Many years after that, before the Emperor Chien-wen (320-371372) ascended the throne, he first honored as teacher the Taoist master of Pure Water. This Taoist master was known in the capital by the name of Wang P'u-yang. The future emperor built a Taoist worship hall in his own mansion, and, although Tao-jung frequently tried to guide him to the Way [of Buddhism], he did not listen to her. Later, however, each time the future emperor entered his Taoist worship hall, he would see spirits in the form of Buddhist monks filling the whole room. He suspected Tao-jung was responsible, but he could not prove it.

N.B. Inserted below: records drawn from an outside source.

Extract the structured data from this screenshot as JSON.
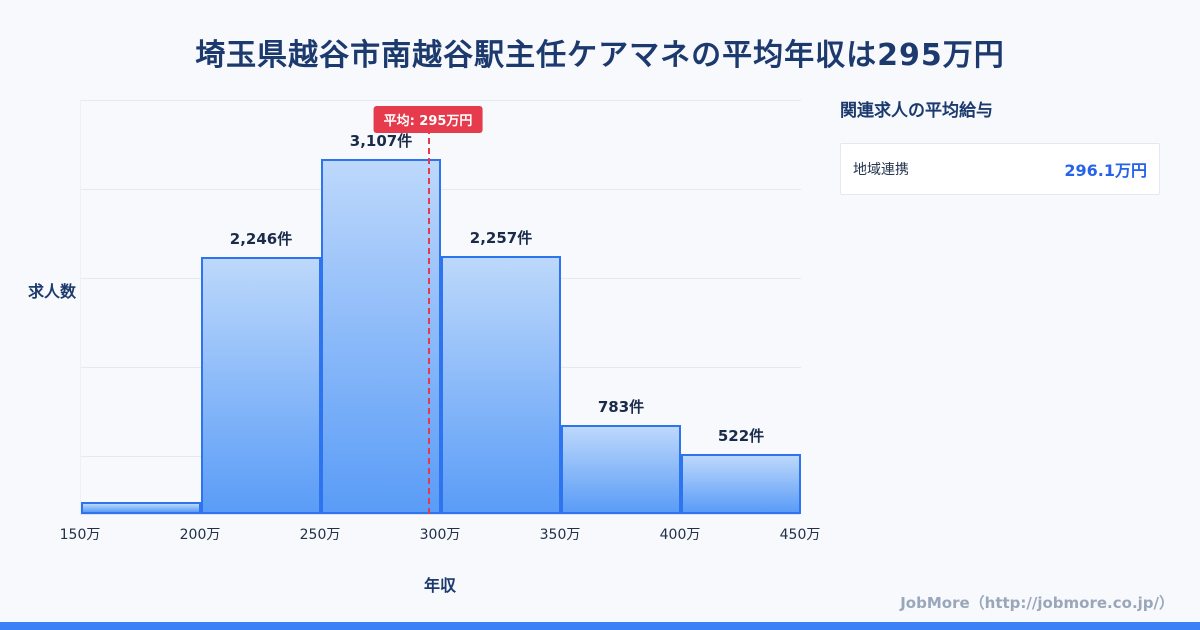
{
  "page": {
    "title": "埼玉県越谷市南越谷駅主任ケアマネの平均年収は295万円"
  },
  "chart_data": {
    "type": "bar",
    "subtype": "histogram",
    "title": "埼玉県越谷市南越谷駅主任ケアマネの平均年収は295万円",
    "xlabel": "年収",
    "ylabel": "求人数",
    "bin_edges": [
      150,
      200,
      250,
      300,
      350,
      400,
      450
    ],
    "bin_edge_labels": [
      "150万",
      "200万",
      "250万",
      "300万",
      "350万",
      "400万",
      "450万"
    ],
    "values": [
      105,
      2246,
      3107,
      2257,
      783,
      522
    ],
    "value_labels": [
      "",
      "2,246件",
      "3,107件",
      "2,257件",
      "783件",
      "522件"
    ],
    "average": {
      "value": 295,
      "label": "平均: 295万円"
    },
    "x_range": [
      150,
      450
    ],
    "y_range": [
      0,
      3650
    ],
    "grid": true,
    "legend": "none"
  },
  "side_panel": {
    "title": "関連求人の平均給与",
    "rows": [
      {
        "label": "地域連携",
        "value": "296.1万円"
      }
    ]
  },
  "footer": {
    "credit": "JobMore（http://jobmore.co.jp/）"
  },
  "colors": {
    "accent_blue": "#3c82f6",
    "bar_border": "#2e74ee",
    "bar_gradient_top": "#bdd8fb",
    "bar_gradient_bottom": "#5a9cf7",
    "average_red": "#e63b4c",
    "title_navy": "#1c3a6e",
    "value_blue": "#2563eb",
    "footer_gray": "#9aa7ba"
  }
}
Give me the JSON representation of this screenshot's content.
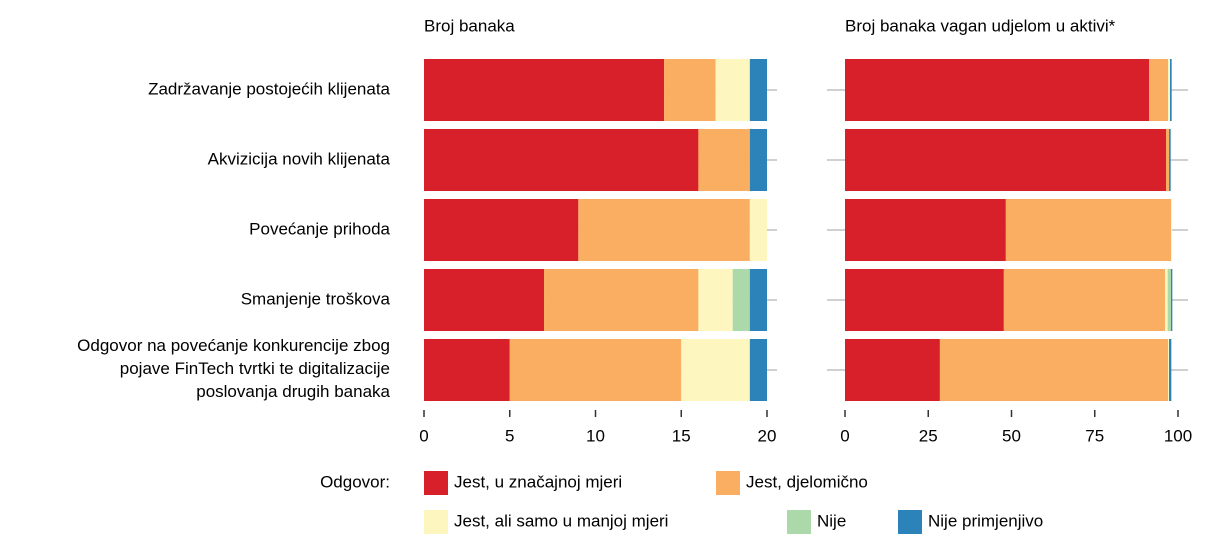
{
  "chart_data": [
    {
      "type": "bar",
      "orientation": "horizontal",
      "stacked": true,
      "title": "Broj banaka",
      "categories": [
        "Zadržavanje postojećih klijenata",
        "Akvizicija novih klijenata",
        "Povećanje prihoda",
        "Smanjenje troškova",
        "Odgovor na povećanje konkurencije zbog\npojave FinTech tvrtki te digitalizacije\nposlovanja drugih banaka"
      ],
      "legend_title": "Odgovor:",
      "series": [
        {
          "name": "Jest, u značajnoj mjeri",
          "color": "#d7202a",
          "values": [
            14,
            16,
            9,
            7,
            5
          ]
        },
        {
          "name": "Jest, djelomično",
          "color": "#f9ae61",
          "values": [
            3,
            3,
            10,
            9,
            10
          ]
        },
        {
          "name": "Jest, ali samo u manjoj mjeri",
          "color": "#fef6bf",
          "values": [
            2,
            0,
            1,
            2,
            4
          ]
        },
        {
          "name": "Nije",
          "color": "#abd9a9",
          "values": [
            0,
            0,
            0,
            1,
            0
          ]
        },
        {
          "name": "Nije primjenjivo",
          "color": "#2b83ba",
          "values": [
            1,
            1,
            0,
            1,
            1
          ]
        }
      ],
      "xlim": [
        0,
        20
      ],
      "xticks": [
        0,
        5,
        10,
        15,
        20
      ]
    },
    {
      "type": "bar",
      "orientation": "horizontal",
      "stacked": true,
      "title": "Broj banaka vagan udjelom u aktivi*",
      "series": [
        {
          "color": "#d7202a",
          "values": [
            91.3,
            96.4,
            48.3,
            47.7,
            28.5
          ]
        },
        {
          "color": "#f9ae61",
          "values": [
            5.7,
            0.9,
            49.6,
            48.4,
            68.5
          ]
        },
        {
          "color": "#fef6bf",
          "values": [
            0.6,
            0,
            0.3,
            0.8,
            0.3
          ]
        },
        {
          "color": "#abd9a9",
          "values": [
            0,
            0,
            0,
            1,
            0
          ]
        },
        {
          "color": "#2b83ba",
          "values": [
            0.5,
            0.5,
            0,
            0.4,
            0.7
          ]
        }
      ],
      "xlim": [
        0,
        100
      ],
      "xticks": [
        0,
        25,
        50,
        75,
        100
      ]
    }
  ]
}
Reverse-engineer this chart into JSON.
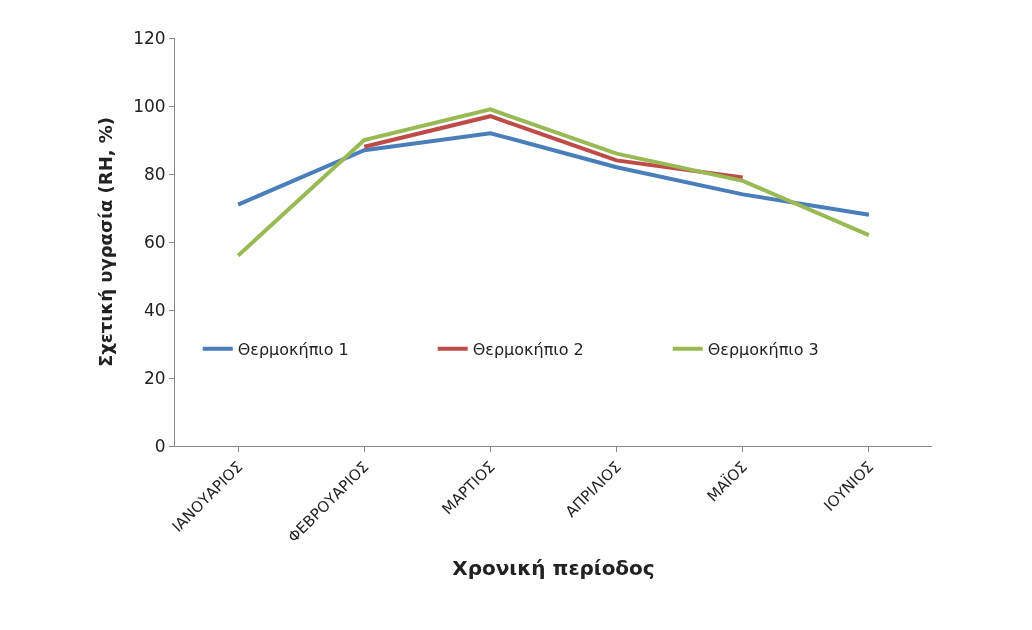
{
  "chart_data": {
    "type": "line",
    "xlabel": "Χρονική περίοδος",
    "ylabel": "Σχετική υγρασία (RH, %)",
    "categories": [
      "ΙΑΝΟΥΑΡΙΟΣ",
      "ΦΕΒΡΟΥΑΡΙΟΣ",
      "ΜΑΡΤΙΟΣ",
      "ΑΠΡΙΛΙΟΣ",
      "ΜΑΪΟΣ",
      "ΙΟΥΝΙΟΣ"
    ],
    "series": [
      {
        "name": "Θερμοκήπιο 1",
        "color": "#4a7ebb",
        "values": [
          71,
          87,
          92,
          82,
          74,
          68
        ]
      },
      {
        "name": "Θερμοκήπιο 2",
        "color": "#be4b48",
        "values": [
          null,
          88,
          97,
          84,
          79,
          null
        ]
      },
      {
        "name": "Θερμοκήπιο 3",
        "color": "#98b954",
        "values": [
          56,
          90,
          99,
          86,
          78,
          62
        ]
      }
    ],
    "ylim": [
      0,
      120
    ],
    "yticks": [
      0,
      20,
      40,
      60,
      80,
      100,
      120
    ],
    "grid": false,
    "legend": "bottom left",
    "marker": "none",
    "line_style": "solid"
  }
}
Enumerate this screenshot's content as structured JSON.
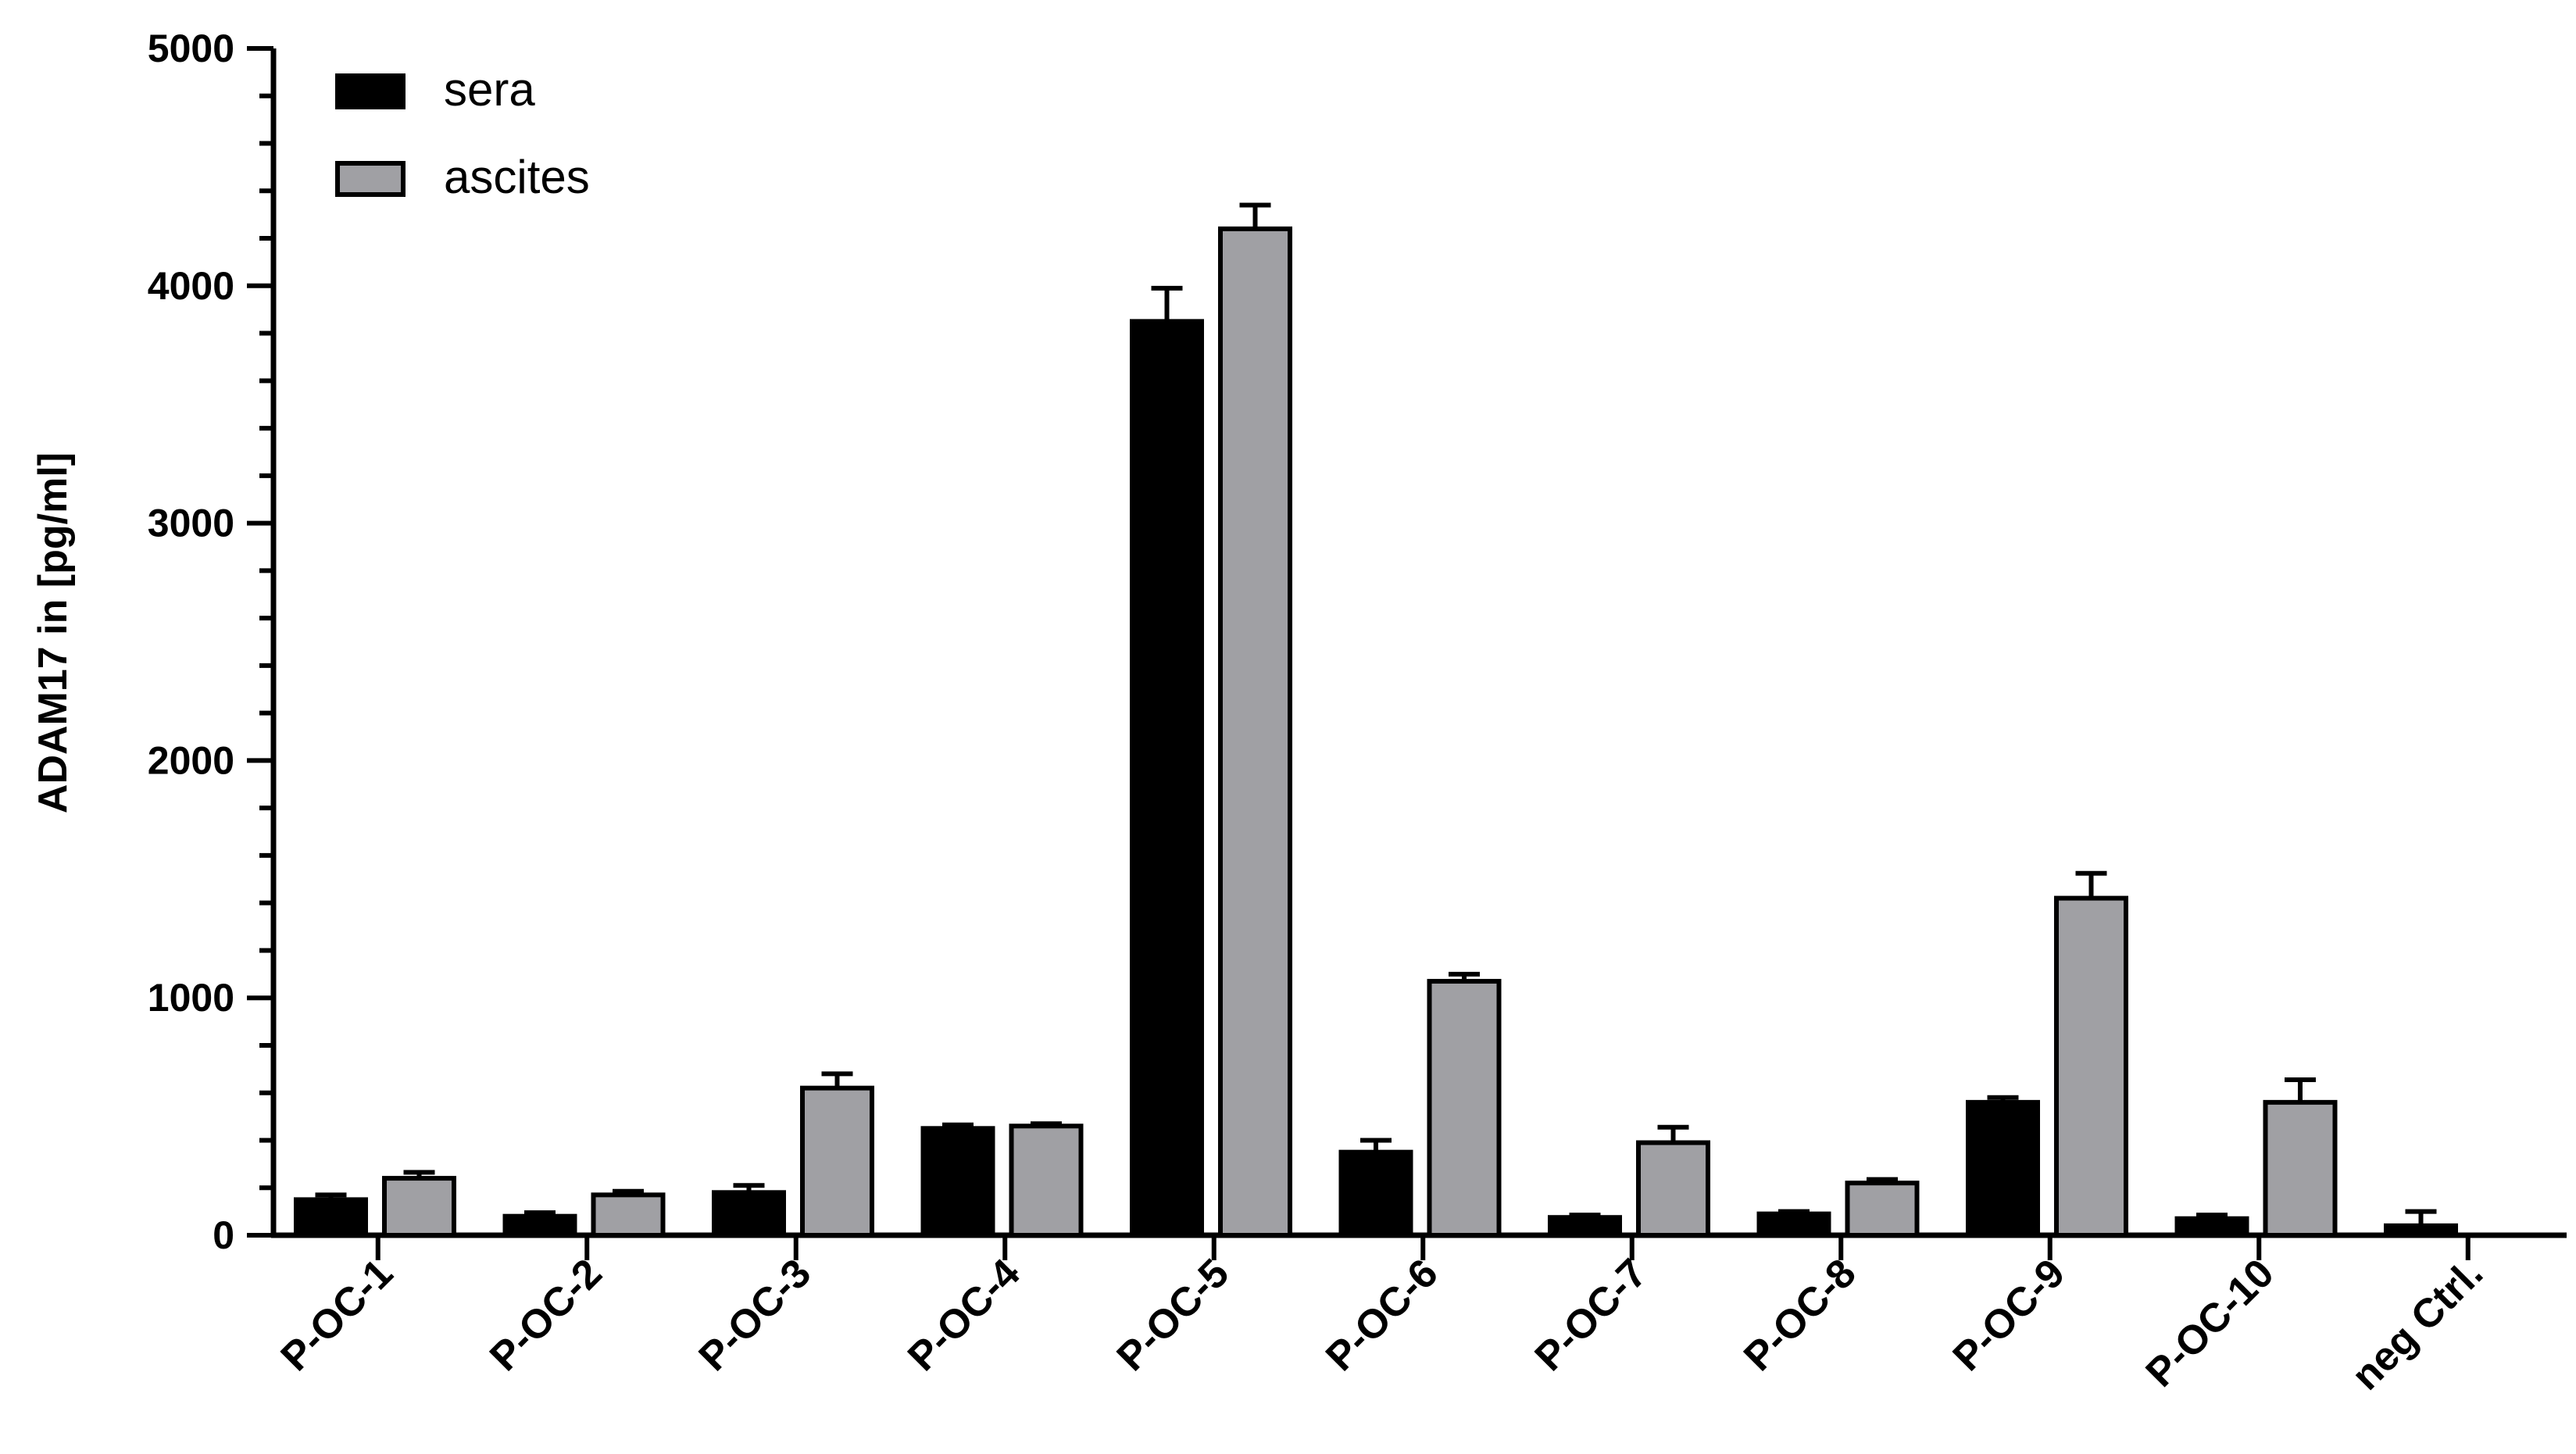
{
  "chart_data": {
    "type": "bar",
    "ylabel": "ADAM17 in [pg/ml]",
    "xlabel": "",
    "ylim": [
      0,
      5000
    ],
    "yticks": [
      0,
      1000,
      2000,
      3000,
      4000,
      5000
    ],
    "yticks_labels": [
      "0",
      "1000",
      "2000",
      "3000",
      "4000",
      "5000"
    ],
    "minor_step": 200,
    "grid": false,
    "legend_position": "top-left",
    "categories": [
      "P-OC-1",
      "P-OC-2",
      "P-OC-3",
      "P-OC-4",
      "P-OC-5",
      "P-OC-6",
      "P-OC-7",
      "P-OC-8",
      "P-OC-9",
      "P-OC-10",
      "neg Ctrl."
    ],
    "series": [
      {
        "name": "sera",
        "color": "#000000",
        "values": [
          150,
          80,
          180,
          450,
          3850,
          350,
          75,
          90,
          560,
          70,
          40
        ],
        "errors": [
          20,
          15,
          30,
          15,
          140,
          50,
          10,
          10,
          20,
          15,
          60
        ]
      },
      {
        "name": "ascites",
        "color": "#a0a0a4",
        "values": [
          240,
          170,
          620,
          460,
          4240,
          1070,
          390,
          220,
          1420,
          560,
          null
        ],
        "errors": [
          25,
          15,
          60,
          10,
          100,
          30,
          65,
          15,
          105,
          95,
          null
        ]
      }
    ]
  }
}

After Chien-wen's accession to the throne a flock of crows [an evil omen], nested in the emperor's own palace. He employed a fortune-teller named Ch'ü An-yüan to divine it, and the fortune-teller reported back to him saying, "Southwest of here lives a female master who can destroy this evil omen." Therefore the emperor sent an envoy to Black River Convent to welcome Tao-jung to his presence to consult about the matter.

Tao-jung said, "Your majesty need only hold a pure vegetarian fast for seven days and receive and keep the eight fundamental Buddhist precepts; then of itself the omen will disappear." The emperor, with proper demeanor and concentrated mind, carried out her orders, and, before the seven days were over, the crows all flocked together, moved their nests, and left. The emperor then deeply trusted and respected Tao-jung and built a convent for her, providing all the necessities. The convent was called New Grove [Convent] after the grove of trees in which it stood.

The emperor served Tao-jung with all the rites proper to serving a teacher, and, furthermore, he honored the True Law [of the Buddha]. That the people of the Chin dynasty in subsequent years respected the Way of the Buddha was because of Tao-jung's strong influence. By the time of Emperor Hsiao-wu (362-373-396) [who succeeded Chien-wen to the throne], Tao-jung was even more respected and honored.

In the t'ai-yüan reign period (376-396), she suddenly disappeared, and no one knew where she was. The emperor issued an order to bury the robe and begging bowl that she had left behind, and for this reason there is a grave mound next to the convent.